Iran tells US Navy ship to stay clear of exercise area

Iranian Navy was conducting a naval exercise in the country’s southeastern waters when it warned a U.S. Navy vessel and a fighter jet to move away from the area in which the exercise was being conducted, media reports say.

Iranian news site Press TV reported that the U.S. Navy confirmed that it left the drill zone in the Persian Gulf after receiving warnings. According to the same site, the Velayat 94 entered into the main operational phase and featured the Iranian domestically-built Tareq submarine in addition to other surface vessels.

Tasnim News Agency, Iranian semi-official news agency stated the naval exercise, code-named “Velayat 94”, covered an area of around 3 million square kilometers, down to the 10-degrees latitude, north of the Indian Ocean.

CNN quoted the U.S. Navy Cmdr Kevin Stephens as saying: “Iran has announced closure areas for live fire events associated with its exercise. This is a common practice for any navy conducting such training at sea.”

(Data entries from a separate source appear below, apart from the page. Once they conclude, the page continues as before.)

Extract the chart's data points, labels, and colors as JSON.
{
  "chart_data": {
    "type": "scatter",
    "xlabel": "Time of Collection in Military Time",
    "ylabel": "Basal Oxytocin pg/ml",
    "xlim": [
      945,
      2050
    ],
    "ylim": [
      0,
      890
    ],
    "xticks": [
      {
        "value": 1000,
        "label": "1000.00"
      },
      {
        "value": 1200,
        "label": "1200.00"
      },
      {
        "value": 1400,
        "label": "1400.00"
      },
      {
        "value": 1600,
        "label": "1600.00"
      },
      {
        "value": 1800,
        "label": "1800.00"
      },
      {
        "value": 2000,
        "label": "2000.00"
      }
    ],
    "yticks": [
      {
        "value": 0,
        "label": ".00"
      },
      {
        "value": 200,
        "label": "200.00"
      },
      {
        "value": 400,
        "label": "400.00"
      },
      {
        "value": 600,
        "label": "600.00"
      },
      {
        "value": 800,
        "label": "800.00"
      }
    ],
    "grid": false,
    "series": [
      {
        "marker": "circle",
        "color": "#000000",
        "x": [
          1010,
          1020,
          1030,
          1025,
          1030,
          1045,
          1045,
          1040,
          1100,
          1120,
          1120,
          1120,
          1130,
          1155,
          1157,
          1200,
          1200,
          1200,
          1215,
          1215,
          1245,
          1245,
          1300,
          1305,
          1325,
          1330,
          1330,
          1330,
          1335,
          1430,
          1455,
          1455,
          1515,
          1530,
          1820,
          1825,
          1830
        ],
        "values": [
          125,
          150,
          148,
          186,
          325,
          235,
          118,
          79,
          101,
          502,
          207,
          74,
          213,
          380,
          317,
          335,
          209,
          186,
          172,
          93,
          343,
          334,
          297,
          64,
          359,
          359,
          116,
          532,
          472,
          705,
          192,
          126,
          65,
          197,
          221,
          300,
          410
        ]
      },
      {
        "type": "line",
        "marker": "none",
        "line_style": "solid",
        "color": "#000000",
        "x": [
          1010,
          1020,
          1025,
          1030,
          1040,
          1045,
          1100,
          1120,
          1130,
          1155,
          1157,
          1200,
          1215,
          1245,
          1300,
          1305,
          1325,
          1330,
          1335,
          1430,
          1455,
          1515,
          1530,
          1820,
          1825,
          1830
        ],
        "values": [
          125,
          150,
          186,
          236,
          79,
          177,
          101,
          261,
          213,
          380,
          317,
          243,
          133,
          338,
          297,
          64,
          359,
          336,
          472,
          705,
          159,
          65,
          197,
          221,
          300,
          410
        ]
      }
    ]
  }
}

The latest “incident” occurred some two weeks after another U.S.-Iran confrontation in which the Iranian Islamic Revolution Guards Corps detained ten U.S. Navy soldiers after they had wandered into Iranian waters.

Covering the January 12 incident, Iranian semi-official agency Fars News reported that Iranian authorities were in possession of U.S. Navy GPS equipment which would prove that the intrusion had an espionage aspect to it.

In yet another incident that happened less than a month ago, Iranian rockets, fired during a live-fire exercise, flew dangerously near the U.S. Navy aircraft carrier USS Harry S. Truman.

At that time, it was noted that the attack was not aimed at the aircraft carrier or other vessels but the action was described as “unnecessarily provocative and unsafe.”